Aunque, también es cierto, Schopenhauer no pensaba que el consumo animal estuviera vedado al ser humano, siempre que la muerte del propio animal sea «rápida e imprevista» y sea sedado «con cloroformo», pues «sin la alimentación animal el género humano en el Norte no podría siquiera subsistir». A su juicio, el punto de discusión se sitúa en la crueldad con la que se trata a los animales en vista al consumo humano, así como la utilización del hombre de los animales para hacer sus tareas menos duras: «en la misma medida, también el hombre hace que el animal trabaje para él, y solamente el exceso de esfuerzo impuesto se convierte en crueldad».
El siguiente paso sería plantearnos por qué consumimos carne de unos animales y no la de otros, y si, en última instancia, debemos abstenernos del consumo animal en aras de evitar el sufrimiento de nuestros semejantes «no humanos». Este paso es dado de manera magistral en la obra ya mencionada de Melanie Joy, de obligada lectura para quien esté interesado en el asunto de los derechos animales y las obligaciones humanas respecto a ellos. Un cuestionamiento de nuestra dieta que vendría dado, esencialmente, por la pregunta de si lo que Joy denomina «carnismo» no es tan sólo un régimen cultural inocentemente establecido, sino todo un sistema de pensamiento ideológico, pues, como escribe la autora norteamericana, «cuando una ideología está arraigada, pasa a ser invisible». Y continúa:
El carnismo contemporáneo se organiza alrededor de una violencia amplísima y este elevado nivel de violencia es necesario para que la industria cárnica pueda matar los suficientes animales para mantener su margen de beneficios actual. El grado de violencia del carnismo es tal que resulta insoportable a la mayoría de personas y quienes lo presencian, pueden quedar gravemente afectados. […] A lo largo de casi dos décadas de hablar y enseñar sobre la producción de carne, aún no me he encontrado con una sola persona que no se estremezca al ver imágenes de matanza. Por lo general, a las personas nos resulta insoportable ver cómo sufren los animales. ¿Por qué no soportamos ver cómo sufre un animal? Porque nos preocupamos por los otros seres vivos.

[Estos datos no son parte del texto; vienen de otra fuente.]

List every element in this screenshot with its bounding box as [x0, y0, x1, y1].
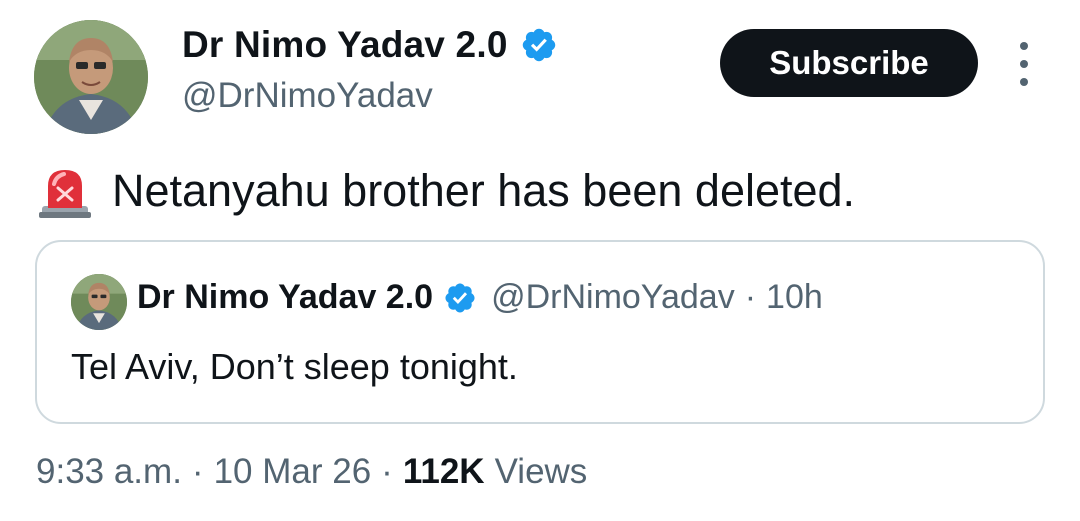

Y concluye Melanie Joy, quien presentó de manos de Igualdad Animal en Madrid y Barcelona con un éxito arrollador (y muy significativo) su libro, con una afirmación aterradora:
Precisamente por esto, las ideologías violentas cuentan con una serie de defensas especiales que permite que seres humanos apoyen prácticas inhumanas sin darse cuenta ni siquiera de lo que hacen.
Terminemos, en fin, con una conocida y desgarradora cita de Nietzsche:
Creo que los animales ven en el hombre un ser igual a ellos que ha perdido de forma extraordinariamente peligrosa el sano intelecto animal, es decir, que ven en él al animal irracional, al animal que ríe, al animal que llora, al animal infeliz.
Nietzsche, Gaya ciencia, § 224
No soy ducho en filosofía. A mí me enseñaron en la escuela que unos derechos conllevan también unos deberes. ¿Podemos asignarles deberes a los animales? Aunque no se pueda, sí podemos asignarnos unos derechos y deberes con respecto a los animales.